The decision to scrap personal statements from university applications is overdue. Not only for the stated reason – that the practice of writing a 4,000-character essay about yourself is seen to favour middle-class kids (and the genetically smug) – but also because the temptations of help from artificial intelligence are increasingly hard to resist. Who is going to labour for days over a side of cringeworthy A4 about the formative influence of a Saturday job when ChatGPT and its rivals can do the job in five seconds?

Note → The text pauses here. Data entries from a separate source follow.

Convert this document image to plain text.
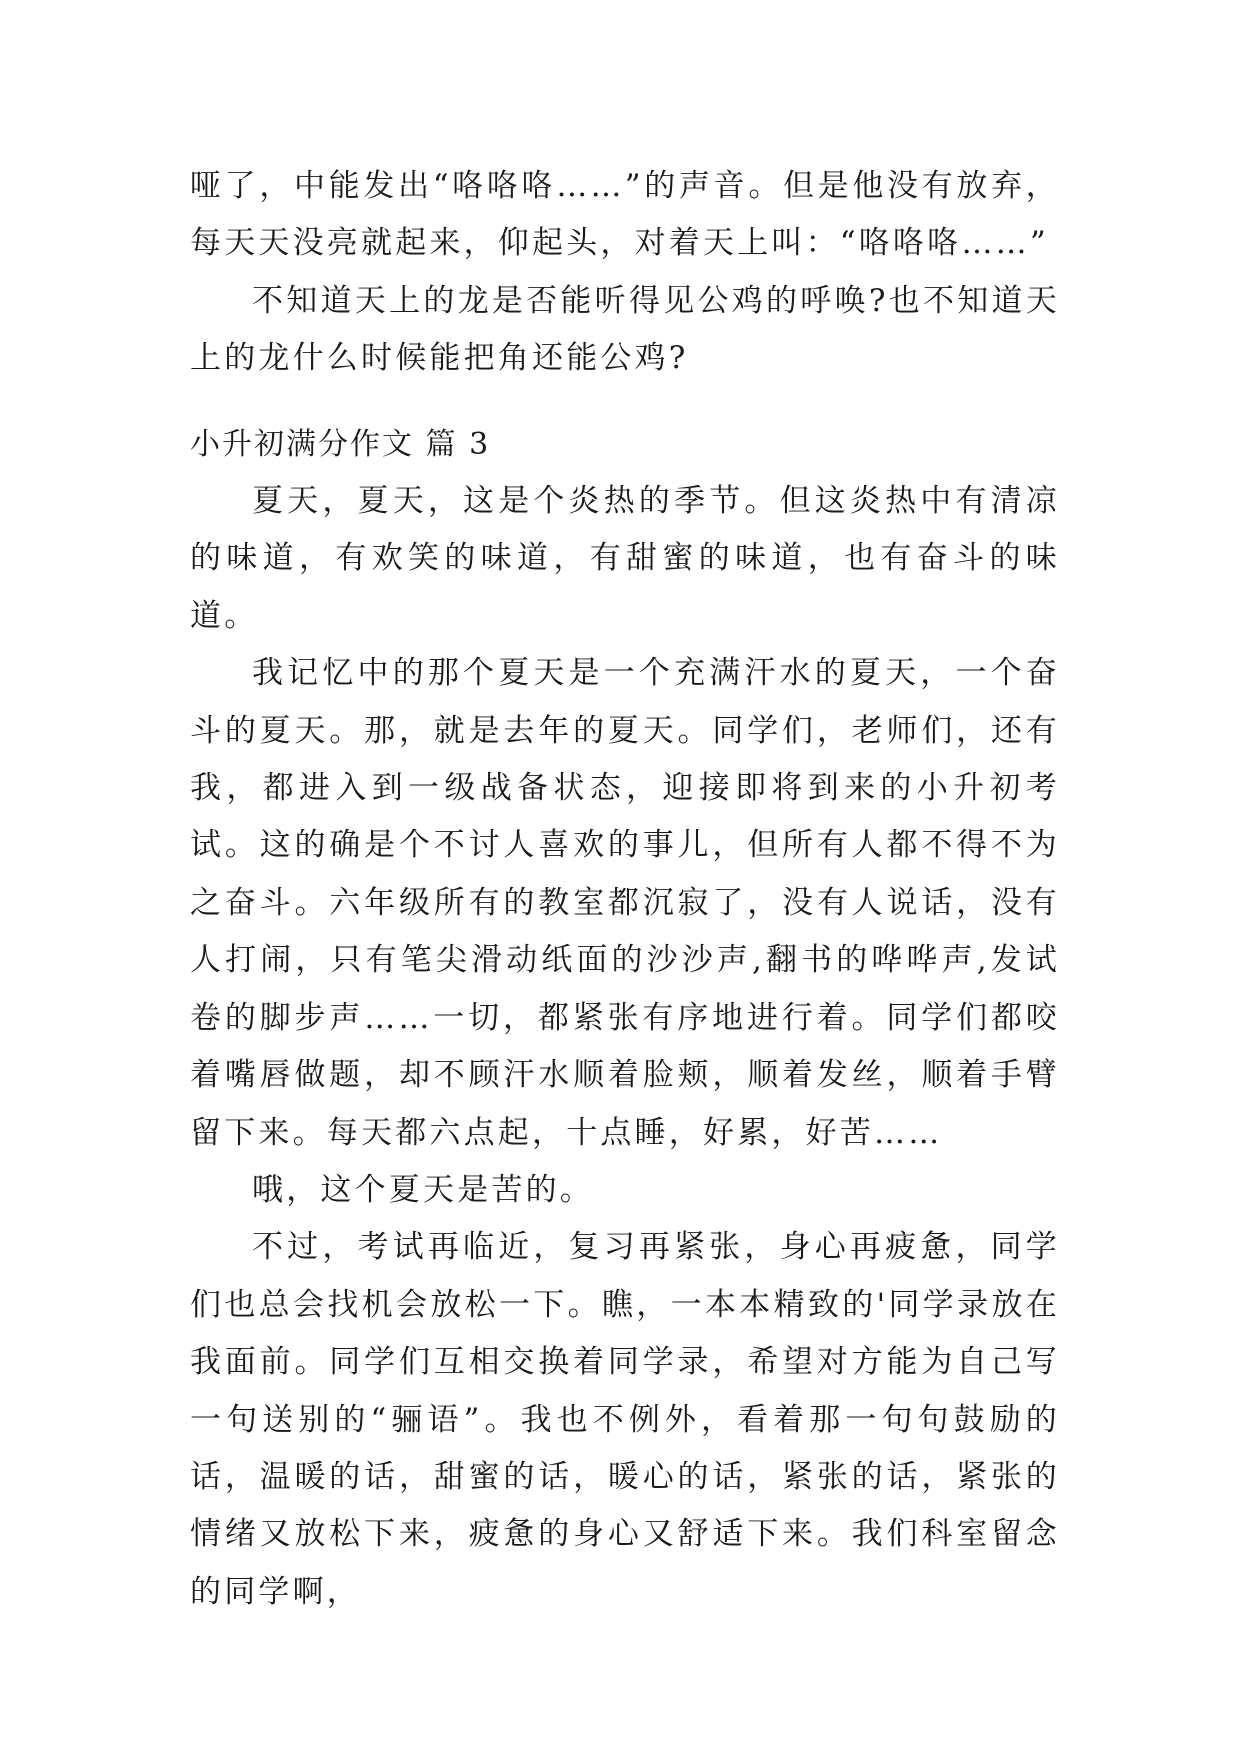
哑了，中能发出“咯咯咯……”的声音。但是他没有放弃，每天天没亮就起来，仰起头，对着天上叫：“咯咯咯……”

不知道天上的龙是否能听得见公鸡的呼唤?也不知道天上的龙什么时候能把角还能公鸡?

小升初满分作文 篇 3

夏天，夏天，这是个炎热的季节。但这炎热中有清凉的味道，有欢笑的味道，有甜蜜的味道，也有奋斗的味道。

我记忆中的那个夏天是一个充满汗水的夏天，一个奋斗的夏天。那，就是去年的夏天。同学们，老师们，还有我，都进入到一级战备状态，迎接即将到来的小升初考试。这的确是个不讨人喜欢的事儿，但所有人都不得不为之奋斗。六年级所有的教室都沉寂了，没有人说话，没有人打闹，只有笔尖滑动纸面的沙沙声,翻书的哗哗声,发试卷的脚步声……一切，都紧张有序地进行着。同学们都咬着嘴唇做题，却不顾汗水顺着脸颊，顺着发丝，顺着手臂留下来。每天都六点起，十点睡，好累，好苦……

哦，这个夏天是苦的。

不过，考试再临近，复习再紧张，身心再疲惫，同学们也总会找机会放松一下。瞧，一本本精致的'同学录放在我面前。同学们互相交换着同学录，希望对方能为自己写一句送别的“骊语”。我也不例外，看着那一句句鼓励的话，温暖的话，甜蜜的话，暖心的话，紧张的话，紧张的情绪又放松下来，疲惫的身心又舒适下来。我们科室留念的同学啊，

“Overcoming difficulties has been a defining aspect of my life,” the app, when prompted, suggests of its struggles. “I grew up in a low-income household and my family struggled to make ends meet. This made it difficult for me to afford the necessary resources to excel academically. However, I refused to let my circumstances define me. I volunteered at local schools and tutored my peers.” Or, prompted differently: “Growing up in a middle-class background, I have had opportunities to help me excel academically and personally. As I have grown older, I have come to realise the importance of giving back to those who are less fortunate. I have been actively involved in community service both locally and internationally. I am now ready to take the next step in my education and personal development at university.”

Give that bot a scholarship.

In the clouds

Albert Einstein.
Albert Einstein, who knew a thing or two about time. Photograph: IanDagnall Computing/Alamy

If software might sometimes promise us more time, it will no doubt also be employed to check up on what we are doing with it. There was a chilling aspect to the case of Canadian woman Karlee Besse who, in suing her employer for wrongful dismissal, was ordered instead last week to compensate her bosses with a payment equivalent to £1,600. Her company had been using tracking software called TimeCamp, which spied on the hours Besse claimed to have been working from home on her laptop. According to the data, Besse had charged for 50 hours that “did not appear to have been spent on work-related tasks”. Reading Besse’s story prompted me to look up something the polymathic physicist Carlo Rovelli once said to me, when I interviewed him about that famous loafer Albert Einstein: “You don’t get anywhere by not wasting time.” Or how, as Billy Liar might have idly wondered to himself, do you put a price on daydreaming?

First Noele

Noele Gordon as Meg Mortimer on set in ITV’s soap Crossroads.
Noele Gordon as Meg Mortimer in ITV’s soap Crossroads. Photograph: ITV/Shutterstock

The advance publicity for Russell T Davies’s miniseries Nolly, in which Helena Bonham Carter plays Crossroads star and 1970s “Queen of the Midlands” Noele Gordon, prompted a strange recovered memory. As a kid, I once went up to our local VG convenience store and encountered Gordon, then pulling in 12 million viewers a night, in full Meg Richardson makeup and fur coat buying something for her tea. At the time, this was about as close as suburban Birmingham came to Sunset Boulevard. Gordon, the first woman ever to appear on colour television, had been such a fixture on the ATV schedules of my childhood that it was disturbing to discover her in daylight. She seemed slightly unsure of the possibility herself. Crossroads ran for 18 years before it engineered its star’s drugged-up demise in a motel fire. If you were ever in doubt that the past was another country, look back at the Guardian’s front page of 5 November 1981, the night after Gordon’s departure. There, the story of television switchboards being jammed with calls from weeping viewers distraught about the end of an era competes for space with Mrs Thatcher promising far better times ahead in her Queen’s speech.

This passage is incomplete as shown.